I) Les conduites à risque, c'est quoi ?

Les conduites à risque sont des comportements, uniques ou répétitifs, qui mettent, réellement ou symboliquement, la vie de la personne concernée en danger. On y regroupe toute tentative d'exposition délibérée au risque de mourir ou de blesser, de mettre sa propre santé en péril, ou d'altérer son avenir personnel. Ces comportements peuvent entraîner une dissolution provisoire de l'identité et mettent grandement en difficulté au niveau de l'intégration sociale.

Rappelons que l'adolescence est un âge de multiples transformations, où la quête de sens prend une place importante. Cette entreprise peut être difficile, en particulier lorsque l'on a l'impression de n'être ni entendu, ni compris, par autrui. La conduite à risque se place alors comme un acte de réappropriation : d'une parole, d'un corps, d'une pensée. L'adolescent.e veut trouver un sens, comprendre son existence dans un monde où il est difficile de s'exprimer. Par ce recours au corps, ces jeunes vont tenter d'échapper à une certaine impuissance face aux changements auxquels ils sont confrontés. Ainsi, les conduites à risque sont un moyen d'expression pour l'adolescent.e. Cela montre une tentative de prise de contrôle de soi, une tentative pour se faire entendre, et trouver sa place dans la société.

II) Les conduites à risque, pourquoi ?

Le comportement d'opposition se retrouvera chez l'adolescent lorsque la réponse de l'entourage envers ce dernier est perçue comme une blessure et n'est pas en accord avec sa pensée. Ce comportement est une mise en acte permettant de se distancier de l'autre sans s'engager soi-même. Cela peut même entraîner des actes de violence envers la personne concernée ou envers son entourage. Refus et oppositions sont alors monnaie courante.

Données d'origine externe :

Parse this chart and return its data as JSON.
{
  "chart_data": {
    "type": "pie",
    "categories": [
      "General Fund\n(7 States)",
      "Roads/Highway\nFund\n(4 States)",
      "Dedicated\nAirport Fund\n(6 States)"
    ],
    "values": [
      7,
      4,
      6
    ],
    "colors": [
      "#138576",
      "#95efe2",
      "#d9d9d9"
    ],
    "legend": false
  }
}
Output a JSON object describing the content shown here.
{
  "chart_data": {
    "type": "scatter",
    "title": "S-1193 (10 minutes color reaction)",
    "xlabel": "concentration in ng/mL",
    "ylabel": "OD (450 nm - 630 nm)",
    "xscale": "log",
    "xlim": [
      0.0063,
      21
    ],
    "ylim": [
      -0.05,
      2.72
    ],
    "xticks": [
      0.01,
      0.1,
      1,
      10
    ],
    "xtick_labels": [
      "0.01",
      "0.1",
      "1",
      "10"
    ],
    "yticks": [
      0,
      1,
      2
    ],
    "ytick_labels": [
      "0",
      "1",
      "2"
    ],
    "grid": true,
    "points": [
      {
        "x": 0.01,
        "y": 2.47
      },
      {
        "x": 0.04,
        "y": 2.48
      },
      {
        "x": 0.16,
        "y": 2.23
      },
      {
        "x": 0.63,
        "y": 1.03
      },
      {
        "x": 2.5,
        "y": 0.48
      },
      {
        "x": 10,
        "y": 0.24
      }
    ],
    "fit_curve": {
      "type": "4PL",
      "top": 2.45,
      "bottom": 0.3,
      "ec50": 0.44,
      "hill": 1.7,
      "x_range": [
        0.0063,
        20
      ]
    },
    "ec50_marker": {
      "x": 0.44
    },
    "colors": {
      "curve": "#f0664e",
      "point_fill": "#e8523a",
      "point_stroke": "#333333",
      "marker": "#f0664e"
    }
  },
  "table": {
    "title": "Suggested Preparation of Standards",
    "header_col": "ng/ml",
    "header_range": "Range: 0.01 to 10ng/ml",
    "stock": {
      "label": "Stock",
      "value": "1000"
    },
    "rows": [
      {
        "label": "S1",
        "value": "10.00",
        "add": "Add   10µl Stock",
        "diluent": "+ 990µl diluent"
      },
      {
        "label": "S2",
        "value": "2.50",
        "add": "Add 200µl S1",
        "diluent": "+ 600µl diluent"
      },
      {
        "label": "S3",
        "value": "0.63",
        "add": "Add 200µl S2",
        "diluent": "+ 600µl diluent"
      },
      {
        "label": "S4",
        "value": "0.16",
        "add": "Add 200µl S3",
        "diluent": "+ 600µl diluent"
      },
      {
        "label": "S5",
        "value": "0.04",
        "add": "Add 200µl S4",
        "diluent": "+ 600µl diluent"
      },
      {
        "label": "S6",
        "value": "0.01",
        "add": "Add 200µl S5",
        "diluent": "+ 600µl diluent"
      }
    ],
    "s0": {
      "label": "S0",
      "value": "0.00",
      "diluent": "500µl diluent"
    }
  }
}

Le refus est une tentative pour l'adolescent de montrer qu'il ne veut plus se plier aux exigences d'une autre personne. Ces dernières sont vécues comme des tentatives pour faire disparaître sa personnalité, pour le conformer à outrance. L'opposition, elle, sert de frein dirigé contre les demandes de l'autre partie. Ainsi, l'individu se place non pas en fonction de sa propre initiative, mais plutôt en fonction de l'autre. Par ce comportement, l'adolescent cache ses pensées aux adultes qu'il sent comme une menace. La communication avec lui devient plus difficile.

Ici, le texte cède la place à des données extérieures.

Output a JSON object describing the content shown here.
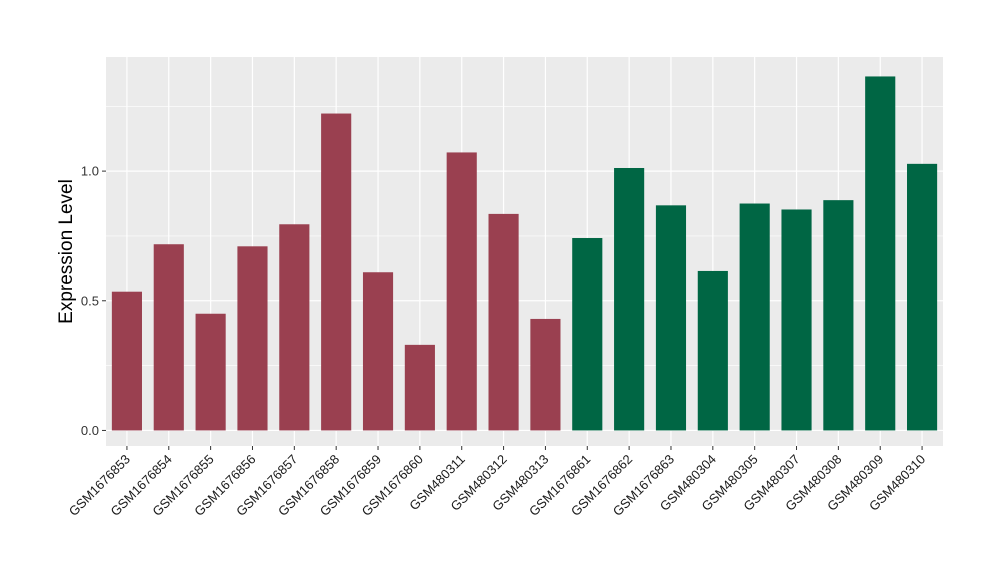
{
  "chart_data": {
    "type": "bar",
    "title": "",
    "xlabel": "",
    "ylabel": "Expression Level",
    "ylim": [
      -0.06,
      1.44
    ],
    "yticks": [
      0.0,
      0.5,
      1.0
    ],
    "ytick_labels": [
      "0.0",
      "0.5",
      "1.0"
    ],
    "grid": true,
    "legend": "none",
    "categories": [
      "GSM1676853",
      "GSM1676854",
      "GSM1676855",
      "GSM1676856",
      "GSM1676857",
      "GSM1676858",
      "GSM1676859",
      "GSM1676860",
      "GSM480311",
      "GSM480312",
      "GSM480313",
      "GSM1676861",
      "GSM1676862",
      "GSM1676863",
      "GSM480304",
      "GSM480305",
      "GSM480307",
      "GSM480308",
      "GSM480309",
      "GSM480310"
    ],
    "values": [
      0.535,
      0.718,
      0.45,
      0.71,
      0.795,
      1.222,
      0.61,
      0.33,
      1.072,
      0.835,
      0.43,
      0.742,
      1.012,
      0.868,
      0.615,
      0.875,
      0.852,
      0.888,
      1.365,
      1.028
    ],
    "bar_colors": [
      "#9a4050",
      "#9a4050",
      "#9a4050",
      "#9a4050",
      "#9a4050",
      "#9a4050",
      "#9a4050",
      "#9a4050",
      "#9a4050",
      "#9a4050",
      "#9a4050",
      "#006644",
      "#006644",
      "#006644",
      "#006644",
      "#006644",
      "#006644",
      "#006644",
      "#006644",
      "#006644"
    ],
    "panel_background": "#ebebeb",
    "grid_color": "#ffffff"
  }
}
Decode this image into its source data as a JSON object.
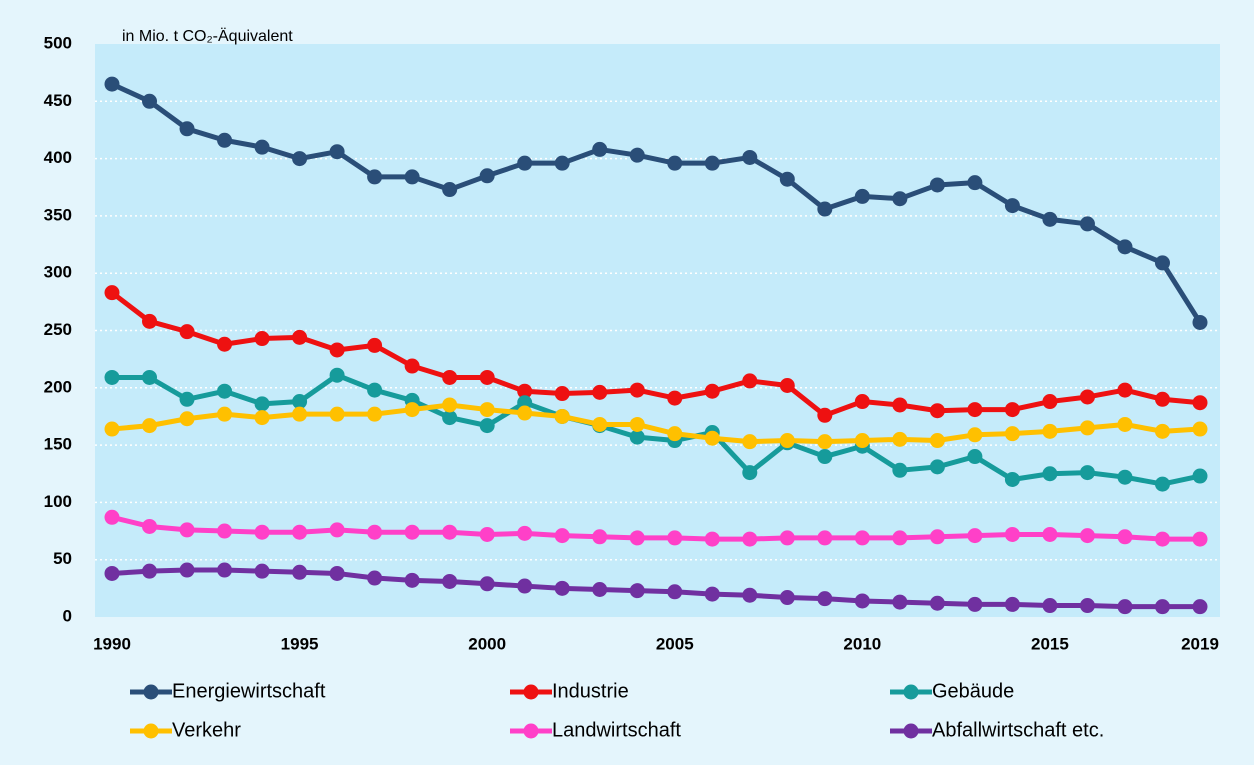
{
  "chart_data": {
    "type": "line",
    "y_label": "in Mio. t CO₂-Äquivalent",
    "x": [
      1990,
      1991,
      1992,
      1993,
      1994,
      1995,
      1996,
      1997,
      1998,
      1999,
      2000,
      2001,
      2002,
      2003,
      2004,
      2005,
      2006,
      2007,
      2008,
      2009,
      2010,
      2011,
      2012,
      2013,
      2014,
      2015,
      2016,
      2017,
      2018,
      2019
    ],
    "xlim": [
      1990,
      2019
    ],
    "xticks": [
      1990,
      1995,
      2000,
      2005,
      2010,
      2015,
      2019
    ],
    "ylim": [
      0,
      500
    ],
    "yticks": [
      0,
      50,
      100,
      150,
      200,
      250,
      300,
      350,
      400,
      450,
      500
    ],
    "grid": true,
    "series": [
      {
        "name": "Energiewirtschaft",
        "color": "#2a4e78",
        "values": [
          465,
          450,
          426,
          416,
          410,
          400,
          406,
          384,
          384,
          373,
          385,
          396,
          396,
          408,
          403,
          396,
          396,
          401,
          382,
          356,
          367,
          365,
          377,
          379,
          359,
          347,
          343,
          323,
          309,
          257
        ]
      },
      {
        "name": "Industrie",
        "color": "#ee1111",
        "values": [
          283,
          258,
          249,
          238,
          243,
          244,
          233,
          237,
          219,
          209,
          209,
          197,
          195,
          196,
          198,
          191,
          197,
          206,
          202,
          176,
          188,
          185,
          180,
          181,
          181,
          188,
          192,
          198,
          190,
          187
        ]
      },
      {
        "name": "Gebäude",
        "color": "#169b9b",
        "values": [
          209,
          209,
          190,
          197,
          186,
          188,
          211,
          198,
          189,
          174,
          167,
          187,
          175,
          167,
          157,
          154,
          161,
          126,
          152,
          140,
          149,
          128,
          131,
          140,
          120,
          125,
          126,
          122,
          116,
          123
        ]
      },
      {
        "name": "Verkehr",
        "color": "#ffc000",
        "values": [
          164,
          167,
          173,
          177,
          174,
          177,
          177,
          177,
          181,
          185,
          181,
          178,
          175,
          168,
          168,
          160,
          156,
          153,
          154,
          153,
          154,
          155,
          154,
          159,
          160,
          162,
          165,
          168,
          162,
          164
        ]
      },
      {
        "name": "Landwirtschaft",
        "color": "#ff40c8",
        "values": [
          87,
          79,
          76,
          75,
          74,
          74,
          76,
          74,
          74,
          74,
          72,
          73,
          71,
          70,
          69,
          69,
          68,
          68,
          69,
          69,
          69,
          69,
          70,
          71,
          72,
          72,
          71,
          70,
          68,
          68
        ]
      },
      {
        "name": "Abfallwirtschaft etc.",
        "color": "#7030a0",
        "values": [
          38,
          40,
          41,
          41,
          40,
          39,
          38,
          34,
          32,
          31,
          29,
          27,
          25,
          24,
          23,
          22,
          20,
          19,
          17,
          16,
          14,
          13,
          12,
          11,
          11,
          10,
          10,
          9,
          9,
          9
        ]
      }
    ]
  }
}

Cette position d'opposition est créée à cause d'un sentiment d'emprisonnement que ressent l'adolescent vis-à-vis d'une autorité qui, selon lui, pèse trop et le prive de sa liberté. L'adolescent.e est alors dans une lutte pour conserver son identité, pour pouvoir se différencier de l'autre sans être effacé par lui. Le passage à l'acte, tout comme l'opposition, est une forme de mise en acte effectuée par ces jeunes lorsqu'ils sentent que la parole ne peut être entendue ou comprise.

III) Comprendre ce comportement identitaire

Ce comportement arrive généralement dans un contexte où l'adolescent.e se sent privé de sa liberté et où il/elle a l'impression que nulle parole ne sera entendue. Le passage à l'acte est alors un outil utilisé pour ne pas se retrouver piégé par l'autre et, ainsi, pour librement s'exprimer. Dans le passage à l'acte, la parole fait défaut car l'adolescent.e n'a pas de place pour se manifester : soit parce que cela lui est interdit, soit parce qu'il/elle a l'impression qu'on ne l'écoutera pas. Cela peut mener à la sensation de ne pas être reconnue dans sa qualité de sujet, à se sentir illégitime et à ne pas trouver d'endroit ou de moment pour se manifester.

A cet âge plutôt, que de passer par la parole car on ne se sent pas reconnu ou pas à sa place, être dans l'action permet de s'exprimer plus facilement. L'adolescent.e ne parle pas, il/elle agit pour montrer ce qui est ressenti et pensé. Le passage à l'acte vient montrer que le jeune se trouve devant un objet qui n'est pas ouvert, l'empêchant ainsi de se faire voir et entendre comme quelqu'un de différent, d'à part entière. Au contraire, il se trouve devant un discours venant des attentes de ses géniteurs qui lui mettent beaucoup de pression, et le rend comme un objet uniquement là pour accomplir les attentes inassouvies de ses parents.

L'adolescent.e cherche donc à s'éjecter de cette situation par le passage à l'acte. Cela lui permet de s'exprimer et de montrer qu'il/elle est un sujet, non un objet, avec sa propre particularité. Le passage à l'acte est ainsi une tentative de regagner un espace de liberté en se dégageant des attentes des parents, ou de l'entourage. En effet, ces attentes impliquent une dépendance à laquelle le jeune ne veut plus faire partie. La meilleure façon de s'en défaire semble alors d'agir à l'encontre de ces dernières.

Conclusion

L'adolescence est donc une période d'ambivalence où le jeune bien qu'il aime ses parents, a le sentiment de devoir s'en séparer pour trouver qui il est ; d'où l'opposition qui est montrée. L'adolescent.e cherche à passer d'un stade d'objet à un stade de sujet. Le besoin de faire ses propres expériences est important, quitte à transgresser certaines règles. La reconnaissance de ses pairs sera alors plus importante que celle des parents. L'adolescent.e est un jeune à fleur de peau du fait d'un désarroi, vécu à cause des relations avec ses parents et de son histoire personnelle.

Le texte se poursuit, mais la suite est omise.